Individuals with a BMI greater than 32.5 are advised to consider surgery for Obesity (also referred as "Bariatric Surgery") when all other treatment options have been unsuccessful. Surgery enables you to successfully lose weight and treat Obesity-related diseases. It also helps to sustain your weight loss for years, thus improving overall quality of life.

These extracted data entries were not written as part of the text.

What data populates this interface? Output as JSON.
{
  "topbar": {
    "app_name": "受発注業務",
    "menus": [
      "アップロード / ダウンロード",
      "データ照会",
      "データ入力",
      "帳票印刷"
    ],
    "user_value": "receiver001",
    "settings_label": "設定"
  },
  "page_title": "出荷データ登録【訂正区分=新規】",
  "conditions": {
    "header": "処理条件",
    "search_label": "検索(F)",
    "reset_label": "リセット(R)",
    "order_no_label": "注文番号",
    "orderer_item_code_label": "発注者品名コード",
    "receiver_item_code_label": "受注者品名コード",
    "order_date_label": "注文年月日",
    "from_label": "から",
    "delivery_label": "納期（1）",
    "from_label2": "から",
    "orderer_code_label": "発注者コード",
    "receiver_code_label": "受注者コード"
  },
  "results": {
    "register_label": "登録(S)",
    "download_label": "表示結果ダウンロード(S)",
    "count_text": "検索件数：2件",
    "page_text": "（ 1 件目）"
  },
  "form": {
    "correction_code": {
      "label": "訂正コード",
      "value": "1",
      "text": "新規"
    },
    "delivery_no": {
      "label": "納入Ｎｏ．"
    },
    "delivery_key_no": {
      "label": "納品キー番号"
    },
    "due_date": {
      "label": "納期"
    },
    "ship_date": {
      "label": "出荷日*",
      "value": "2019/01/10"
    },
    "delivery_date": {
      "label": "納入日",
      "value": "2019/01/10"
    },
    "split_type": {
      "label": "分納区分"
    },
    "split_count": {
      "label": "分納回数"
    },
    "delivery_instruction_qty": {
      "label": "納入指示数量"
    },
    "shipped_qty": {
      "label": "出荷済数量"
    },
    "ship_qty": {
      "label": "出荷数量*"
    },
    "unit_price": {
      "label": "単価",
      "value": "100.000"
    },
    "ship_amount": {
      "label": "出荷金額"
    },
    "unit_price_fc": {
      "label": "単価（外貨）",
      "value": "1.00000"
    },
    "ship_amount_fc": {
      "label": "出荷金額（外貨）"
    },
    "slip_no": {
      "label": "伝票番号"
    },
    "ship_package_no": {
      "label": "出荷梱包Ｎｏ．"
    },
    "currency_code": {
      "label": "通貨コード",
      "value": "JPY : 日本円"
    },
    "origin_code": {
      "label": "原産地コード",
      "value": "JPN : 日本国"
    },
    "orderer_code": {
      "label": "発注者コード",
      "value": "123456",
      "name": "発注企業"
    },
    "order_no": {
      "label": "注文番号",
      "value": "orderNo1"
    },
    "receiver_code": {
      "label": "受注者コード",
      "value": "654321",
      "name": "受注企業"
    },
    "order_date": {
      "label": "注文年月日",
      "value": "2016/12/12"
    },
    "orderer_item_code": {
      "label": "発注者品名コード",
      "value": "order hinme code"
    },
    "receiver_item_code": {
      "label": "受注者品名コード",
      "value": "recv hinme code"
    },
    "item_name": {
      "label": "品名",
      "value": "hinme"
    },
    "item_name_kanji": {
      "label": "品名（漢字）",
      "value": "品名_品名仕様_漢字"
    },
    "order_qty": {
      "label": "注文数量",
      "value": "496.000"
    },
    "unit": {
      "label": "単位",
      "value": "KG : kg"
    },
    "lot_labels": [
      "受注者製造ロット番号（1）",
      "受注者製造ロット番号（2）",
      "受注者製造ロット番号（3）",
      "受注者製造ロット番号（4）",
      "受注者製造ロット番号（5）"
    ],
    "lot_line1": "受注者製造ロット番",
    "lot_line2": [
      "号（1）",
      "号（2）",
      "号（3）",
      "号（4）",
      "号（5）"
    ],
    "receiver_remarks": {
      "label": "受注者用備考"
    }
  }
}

Surgery has proven to be an effective treatment for patients who are morbidly or severely obese for the last four decades. It is in fact backed up by a recent study of more than 22,000 patients that patients could expect to lose more than 60%* of their excess weight after bariatric surgery. Another study showed that following surgery, up to 80%* of patients experienced complete resolution or improvement of their co-morbid conditions, such as diabetes, hypertension and sleep apnoea.
In the last 10 years, with the "keyhole" or minimally invasive surgery, bariatric surgery has become much less invasive than the conventional surgery. It usually involves a modification of the digestive tract with the aim of reducing the size of gastric reservoir with or without reducing the ability of the gut to absorb food.